You know, it would be worth cloning dinosaurs and creating a vast, hubris-laden, triumph-of-man style park, just to demonstrate that Chaos theory doesn’t prove squat, in this instance.
<SPOILER ALERT (as if anyone hasn’t seen the movie or read the book)>
I mean, look at the movie; the park collapsed because of one silly, obvious flaw: too much power in the hands of one man. Who? Nedry. He was known to be untrustworthy, he had some sort of unnamed beef with what’s-his-name, the park creator. He designed all the computer stuff himself, and when he tried to steal the embryos, he alone was responsible for the park power shutting down. Even half-assed IT-related companies have multiple guys who build and know the infrastructure…you’re telling me that this huge, visionary project would employ ONE FREAKIN’ GUY to do everything that kept the park running?
I ain’t buyin’ it.
Had they not hired Nedry, why would the park have collapsed?
Crichton’s science has always been poor. Despite the fact that he has a medical degree, it appears that he has no idea of (and no interest in learning about) how to do research in the subjects about which he writes. The scientific details in his books and movies sound like he read a newspaper article about the subject five years before and didn’t bother to read anything else about it.
Furthermore, a consistent theme in Crichton’s works is that “there are things man was not meant to know (or to do).” Notice that both the Jurassic Park and the Westworld films are about amusement parks gone wrong. Is his conclusion that all large amusement parks are evil? Great, let’s close down Disneyland and Disneyworld.
The logic is just as simple as:
- Collect underpants.
Well, animals escape from Zoo enclosures all the time. The San Diego Zoo had a Bornean Orangutan named Ken Allen that got out nine times over his life. He was once observed teaching another Orangutan how to use a stick as a tool to escape.
A google search will turn up a zillion hits on fun “Escape to the Zoo” promotions, and a smattering of hits on actual animal escapes. And these are the ones that made the papers…
Maybe a better (though much less sexy) systems-oriented take on the inevitable failure of Zoo enclosures would have been John Gall’s work “Systematics: How Systems Work and Especially How They Fail.” Some of his theories are:
*Systems in general work poorly or not at all.
*New systems mean new problems.
*Complex systems usually operate in failure mode.
*When a fail-safe system fails, it fails by failing to fail safe.
The last one parses awkwardly, but is self-evident if you think about it. Take, for example, an elevator fail-safe system designed to mechanically arrest the fall of the car in case of cable and/or brake failure.
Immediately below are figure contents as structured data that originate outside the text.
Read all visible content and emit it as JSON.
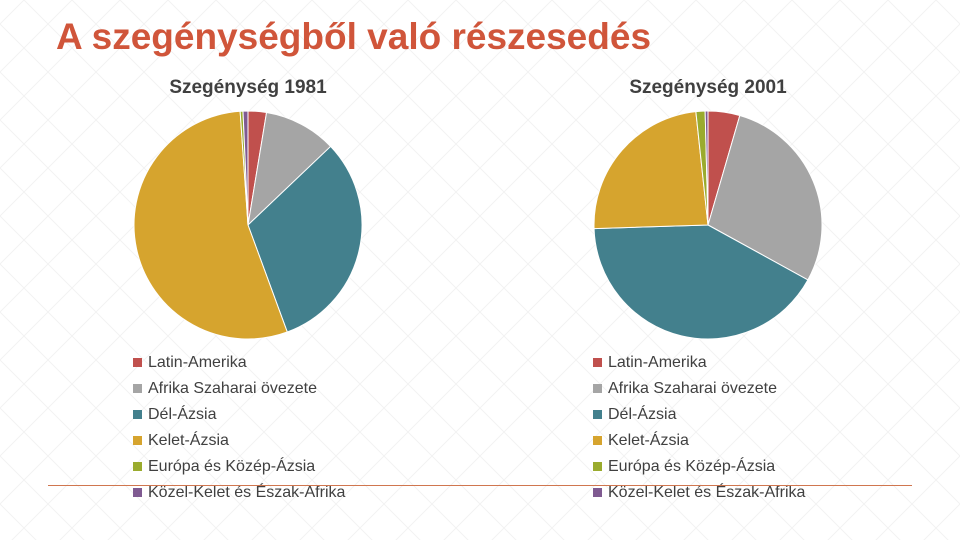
{
  "slide": {
    "title": "A szegénységből való részesedés",
    "accent_color": "#d0553a"
  },
  "chart_data": [
    {
      "type": "pie",
      "title": "Szegénység 1981",
      "categories": [
        "Latin-Amerika",
        "Afrika Szaharai övezete",
        "Dél-Ázsia",
        "Kelet-Ázsia",
        "Európa és Közép-Ázsia",
        "Közel-Kelet és Észak-Afrika"
      ],
      "values": [
        2.6,
        10.3,
        31.5,
        54.5,
        0.4,
        0.7
      ],
      "colors": [
        "#c0504d",
        "#a5a5a5",
        "#43808d",
        "#d6a42e",
        "#9aab2e",
        "#7f5a91"
      ],
      "legend": "bottom"
    },
    {
      "type": "pie",
      "title": "Szegénység 2001",
      "categories": [
        "Latin-Amerika",
        "Afrika Szaharai övezete",
        "Dél-Ázsia",
        "Kelet-Ázsia",
        "Európa és Közép-Ázsia",
        "Közel-Kelet és Észak-Afrika"
      ],
      "values": [
        4.5,
        28.5,
        41.5,
        23.8,
        1.3,
        0.4
      ],
      "colors": [
        "#c0504d",
        "#a5a5a5",
        "#43808d",
        "#d6a42e",
        "#9aab2e",
        "#7f5a91"
      ],
      "legend": "bottom"
    }
  ]
}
The system is designed to prevent the car from entering an uncontrolled descent. If it engages when not needed, it has still not allowed the car to fall, so the system has not failed, it has had a malfunction. There is only one way for the system to fail, and the results are not pleasant (unless, of course, you happen to live in a world with cartoon physics, where all you have to do is jump up just before the car finds the bottom of the shaft). It is also rather difficult to comprehensively test a fail-safe system without intentionally introducing the very risk the system was designed to obviate in the first place.
Since I started barely on topic, and have now wandered completely off, it is a good time to stop 8-).
I have the misfortune to work with some very large systems, and I find John Gall to be a hoot.